BY: SANDRA TAYLOR

Well-known production animal consultant Trevor Cook is urging farmers to think about the time and material-related costs associated with wool production.

Trevor says beyond the costs associated with shearing, there is a cost to the time taken yarding for wool-specific jobs, monitoring sheep for flystrike, the labour required for dagging, crutching, jetting and the materials and agri-chemicals associated with these jobs.

“These gobble up a good chunk of a labour unit.”

Trevor says a figure calculated some years ago estimated that the cost of wool production, not related to shearing expenses and insecticides, was about $9/ewe.

While he points out that these costs have always been there, they were diluted by reasonable returns for crossbred wool, which is no longer the case.

Even if a sheep grows less wool, there are still the associated management costs.

With prices for crossbred wool reaching new lows, Trevor thinks composite sheep, not selected for wool production may come back into favour, especially those that only require shearing once a year.

“There are a lot of Romneys still producing a good fleece of wool and have all the work associated with that.”

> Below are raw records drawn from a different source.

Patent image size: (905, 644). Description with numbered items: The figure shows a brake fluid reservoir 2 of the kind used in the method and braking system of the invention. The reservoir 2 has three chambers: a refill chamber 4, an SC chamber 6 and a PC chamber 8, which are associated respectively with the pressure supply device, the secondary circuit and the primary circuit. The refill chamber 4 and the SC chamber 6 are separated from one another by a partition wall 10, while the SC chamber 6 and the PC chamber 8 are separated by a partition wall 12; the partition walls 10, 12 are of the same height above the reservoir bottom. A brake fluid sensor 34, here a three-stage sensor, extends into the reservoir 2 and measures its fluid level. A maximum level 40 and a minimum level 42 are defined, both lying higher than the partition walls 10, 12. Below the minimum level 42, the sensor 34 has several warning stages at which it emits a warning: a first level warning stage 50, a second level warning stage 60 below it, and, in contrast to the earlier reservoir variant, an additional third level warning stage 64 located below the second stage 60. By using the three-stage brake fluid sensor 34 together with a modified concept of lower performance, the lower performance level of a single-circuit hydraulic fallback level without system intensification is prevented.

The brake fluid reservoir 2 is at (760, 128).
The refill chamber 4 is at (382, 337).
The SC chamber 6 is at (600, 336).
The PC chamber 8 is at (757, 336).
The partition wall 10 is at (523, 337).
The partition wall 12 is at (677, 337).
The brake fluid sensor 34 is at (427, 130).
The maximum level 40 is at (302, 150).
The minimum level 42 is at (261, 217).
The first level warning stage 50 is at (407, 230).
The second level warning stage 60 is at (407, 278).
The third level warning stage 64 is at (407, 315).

This also includes the grazing management sometimes required to prevent fleece contamination by weeds or burnt foliage, or getting trapped in blackberry.

Another option might be breeding sheep that are not growing wool on the extremities so they don’t require dagging or crutching.” Some breeders have already made good progress in producing sheep like this.

“It does reduce the cost when you don’t have to dag, crutch or belly.”

Similarly, there may be an opportunity for the industry to select sheep resistant to flystrike.

“We know it is heritable but how do you put a selection programme in place?

“If you didn’t get flystrike it would remove a lot of the associated costs including time and materials.”

Trevor says all the farmers he has spoken to that have moved to woolless sheep overwhelmingly comment on how much easier sheep farming is without wool production.